Cursor scripting is a very powerful and flexible way to deal with the data, but it's much better and more efficient to use the query language and projections whenever possible, even just to whittle down the results.

Running Scripts

var oldest_trains = db.get_collection("trains").
                    find("{}").
                    projection("{\"name\": 1, \"year\": 1}").
            run_script("""

trains <- [];
function result(r) {
    if(trains.len() < 5) {
        trains.append(r);
        trains.sort(@(a,b) a.year <=> b.year);
    }
    else {
        if(r.year < trains[4].year) {
            trains[4] = r;
            trains.sort(@(a,b) a.year <=> b.year);
    }
    }
}

function finalize() {
    return trains;
}
""");

This Vala example starts by retrieving every document in the 'trains' collection and setting a projection to only retrieve the 'name' and 'year' fields. The script then keeps a track of only the 5 oldest trains and sorts them by the 'year' field. The returned value of the finalize function, which is an ordered list of the 5 oldest trains, is stringified and assigned to the 'oldest_trains' variable. Notes on script performance

Cursor scripts are generally more efficient for processing large numbers of results than repeatedly calling cursor.next() in your application. With the 'solarsystem' test case, the cursor script executes about 30% faster than equivalent NodeJS javascript and 65% faster than equivalent Vala.
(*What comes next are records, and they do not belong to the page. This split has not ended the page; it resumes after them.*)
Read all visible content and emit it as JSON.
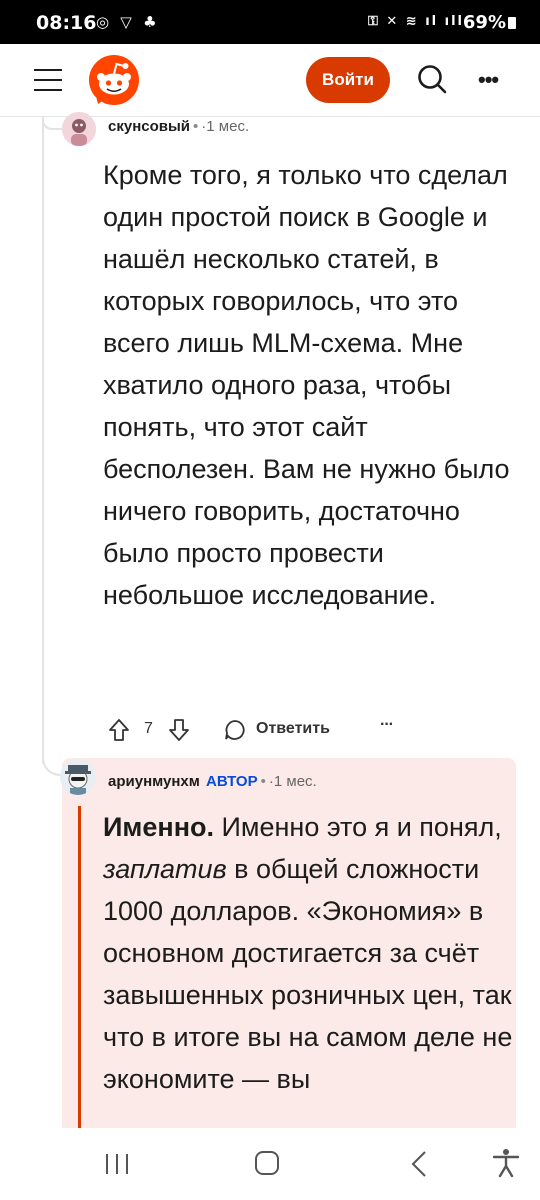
{
  "status_bar": {
    "time": "08:16",
    "left_icons": "◎ ▽ ♣",
    "right_icons": "⚿ ✕ ≋ ıl ıll",
    "battery": "69%"
  },
  "header": {
    "login_label": "Войти",
    "accent": "#d93a00"
  },
  "comment1": {
    "username": "скунсовый",
    "time": "1 мес.",
    "body": "Кроме того, я только что сделал один простой поиск в Google и нашёл несколько статей, в которых говорилось, что это всего лишь MLM-схема. Мне хватило одного раза, чтобы понять, что этот сайт бесполезен. Вам не нужно было ничего говорить, достаточно было просто провести небольшое исследование.",
    "votes": "7",
    "reply_label": "Ответить"
  },
  "comment2": {
    "username": "ариунмунхм",
    "op_badge": "АВТОР",
    "time": "1 мес.",
    "body_bold": "Именно.",
    "body_part1": " Именно это я и понял, ",
    "body_italic": "заплатив",
    "body_part2": " в общей сложности 1000 долларов. «Экономия» в основном достигается за счёт завышенных розничных цен, так что в итоге вы на самом деле не экономите — вы",
    "highlight_bg": "#fbeae7"
  }
}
Cursor scripts are fast because the documents processed by cursor scripts are not converted to and from strings. They are converted from Spino's internal DOM memory format directly to a table in the Squirrel VM which is a fairly efficient operation. On the other hand, processing results by calling cursor.next() will make Spino convert the document into a string. Most likely, the application will parse the document back into an object/DOM.

Cursor scripts

Spino DOM -> Squirrel table

Processing cursor results in 'native' language

Spino DOM -> stringified -> parsed -> 'native' dom/table

The Json-Glib parser seems particularly slow and is the reason why Vala (a compiled language) runs slower than Javascript when processing query results.